Esta foi a última conversa do dia, uma conversa que já tem sido habitual nos anos anteriores do Fórum Fantástico e que reúne João Barreiros e seus sobrinhos Artur Coelho, João Campos e eu. Abaixo eis a apresentação dos livros citados, bem como indicação de quem o citou.
Estando do lado da mesa, existem menos hipóteses para tirar notas de pontos interessantes, mas mesmo assim, houve alguns detalhes que gostaria de realçar. Um dos livros indicados por João Barreiros, The Explorer’s Guide de John Baird é um bom exemplo da interacção que permite o formato físico, com páginas amareladas a simular o antigo, e contendo não só texto como banda desenhada e outras imagens. Um livro que foi directo para a minha lista de aquisições futuras.
Outra das referências de João Barreiros que achei curiosa foi o La Casa de Daniel Torres, um volume que apresentará a casa ao longo dos milénios, desde os primórdios da humanidade aos tempos modernos, mostrando não só o interior das habitações mas representando um pouco do quotidiano e da mentalidade.
Outro volume referido por João Barreiros foi Slade House de David Mitchell, continuação de The Bone Clocks, onde alguns seres humanos são chamados a uma misteriosa casa para serem enclausurados e comidos de forma estranha. A descrição da história foi bastante vísceral.
Luna foi referido tanto por João Barreiros como por João Campos, mas de formas bastante diferentes.
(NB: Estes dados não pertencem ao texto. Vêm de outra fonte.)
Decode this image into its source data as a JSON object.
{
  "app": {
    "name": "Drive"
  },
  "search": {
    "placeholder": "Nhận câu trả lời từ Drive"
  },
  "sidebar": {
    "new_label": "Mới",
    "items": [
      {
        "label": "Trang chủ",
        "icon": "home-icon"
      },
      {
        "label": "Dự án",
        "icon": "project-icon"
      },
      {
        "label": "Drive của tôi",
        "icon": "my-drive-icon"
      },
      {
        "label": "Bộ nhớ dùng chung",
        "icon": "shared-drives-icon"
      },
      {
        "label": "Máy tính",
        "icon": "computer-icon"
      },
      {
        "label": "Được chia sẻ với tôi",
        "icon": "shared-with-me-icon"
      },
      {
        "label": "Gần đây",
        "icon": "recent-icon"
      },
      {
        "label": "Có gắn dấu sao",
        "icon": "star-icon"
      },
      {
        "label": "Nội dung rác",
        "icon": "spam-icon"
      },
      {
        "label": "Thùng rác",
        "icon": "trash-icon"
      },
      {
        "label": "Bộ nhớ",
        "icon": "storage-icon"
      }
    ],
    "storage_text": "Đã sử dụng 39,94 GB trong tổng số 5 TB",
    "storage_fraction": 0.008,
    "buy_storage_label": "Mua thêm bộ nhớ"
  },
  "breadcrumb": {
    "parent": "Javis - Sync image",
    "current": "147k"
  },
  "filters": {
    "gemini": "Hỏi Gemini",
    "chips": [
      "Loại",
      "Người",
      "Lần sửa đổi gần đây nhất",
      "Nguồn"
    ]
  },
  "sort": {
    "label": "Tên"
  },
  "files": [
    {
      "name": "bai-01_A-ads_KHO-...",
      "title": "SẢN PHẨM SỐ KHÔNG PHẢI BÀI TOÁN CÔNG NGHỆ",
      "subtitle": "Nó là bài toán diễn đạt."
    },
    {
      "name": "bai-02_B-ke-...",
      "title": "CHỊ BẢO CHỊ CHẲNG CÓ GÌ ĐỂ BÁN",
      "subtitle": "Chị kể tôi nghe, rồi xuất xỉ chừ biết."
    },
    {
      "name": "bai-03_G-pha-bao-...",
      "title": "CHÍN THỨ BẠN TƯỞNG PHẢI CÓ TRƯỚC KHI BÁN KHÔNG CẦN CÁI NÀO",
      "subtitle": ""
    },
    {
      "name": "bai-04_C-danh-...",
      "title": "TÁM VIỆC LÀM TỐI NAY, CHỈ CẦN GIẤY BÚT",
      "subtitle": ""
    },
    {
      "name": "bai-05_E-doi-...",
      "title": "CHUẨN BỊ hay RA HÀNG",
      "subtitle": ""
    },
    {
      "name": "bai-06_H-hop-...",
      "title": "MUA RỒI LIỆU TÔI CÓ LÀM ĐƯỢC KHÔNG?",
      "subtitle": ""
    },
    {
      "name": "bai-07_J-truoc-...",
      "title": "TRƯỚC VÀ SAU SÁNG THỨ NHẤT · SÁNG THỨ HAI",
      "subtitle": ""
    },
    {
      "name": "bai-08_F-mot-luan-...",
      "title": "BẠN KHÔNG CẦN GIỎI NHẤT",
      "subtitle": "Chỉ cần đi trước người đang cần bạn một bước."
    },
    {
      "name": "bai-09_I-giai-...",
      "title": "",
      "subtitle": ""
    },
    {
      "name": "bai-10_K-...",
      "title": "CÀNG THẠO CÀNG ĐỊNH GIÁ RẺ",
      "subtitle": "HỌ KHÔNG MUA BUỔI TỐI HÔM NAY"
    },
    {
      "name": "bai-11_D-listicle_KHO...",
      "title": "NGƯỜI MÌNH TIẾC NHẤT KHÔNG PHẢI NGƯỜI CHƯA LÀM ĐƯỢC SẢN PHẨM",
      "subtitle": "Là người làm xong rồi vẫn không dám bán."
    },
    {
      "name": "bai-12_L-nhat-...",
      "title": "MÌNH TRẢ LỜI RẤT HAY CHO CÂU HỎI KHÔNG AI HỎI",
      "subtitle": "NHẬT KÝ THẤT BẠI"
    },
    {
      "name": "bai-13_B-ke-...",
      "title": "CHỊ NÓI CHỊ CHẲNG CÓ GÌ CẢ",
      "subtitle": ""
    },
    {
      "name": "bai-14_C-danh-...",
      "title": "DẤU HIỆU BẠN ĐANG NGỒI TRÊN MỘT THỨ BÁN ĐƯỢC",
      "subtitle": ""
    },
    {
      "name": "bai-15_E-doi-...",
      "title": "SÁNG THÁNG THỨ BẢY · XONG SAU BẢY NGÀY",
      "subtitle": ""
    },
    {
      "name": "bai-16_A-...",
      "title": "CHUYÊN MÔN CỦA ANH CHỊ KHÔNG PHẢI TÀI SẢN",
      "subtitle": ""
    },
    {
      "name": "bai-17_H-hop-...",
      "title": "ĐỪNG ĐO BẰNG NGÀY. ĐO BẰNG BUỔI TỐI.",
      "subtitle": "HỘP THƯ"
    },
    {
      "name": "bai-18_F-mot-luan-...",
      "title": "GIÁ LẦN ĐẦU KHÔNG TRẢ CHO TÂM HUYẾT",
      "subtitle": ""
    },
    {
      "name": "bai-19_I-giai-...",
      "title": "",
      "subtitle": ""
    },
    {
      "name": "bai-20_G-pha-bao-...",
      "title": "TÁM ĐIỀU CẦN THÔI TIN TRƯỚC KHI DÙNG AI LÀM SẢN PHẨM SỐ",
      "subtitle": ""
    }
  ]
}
João Barreiros irritou-se bastante com as referências brasileiras mal efectuadas que demonstram pouco trabalho de pesquisa, e com as traduções mal feitas de frases para português (brasileiro) que pareceriam saídas do google translator. Já a João Campos estas referências não estragaram o livro, do qual gostou bastante.
O que achei engraçado nesta diferente percepção do mesmo livro, está relacionado com um texto que li algures numa revista americana de ficção sobre os erros dos romances, e até que ponto está o leitor disposto a acumulá-los até se desgostar com o texto. Claro que tal nível de tolerância está relacionado com o quanto esteja a gostar da história.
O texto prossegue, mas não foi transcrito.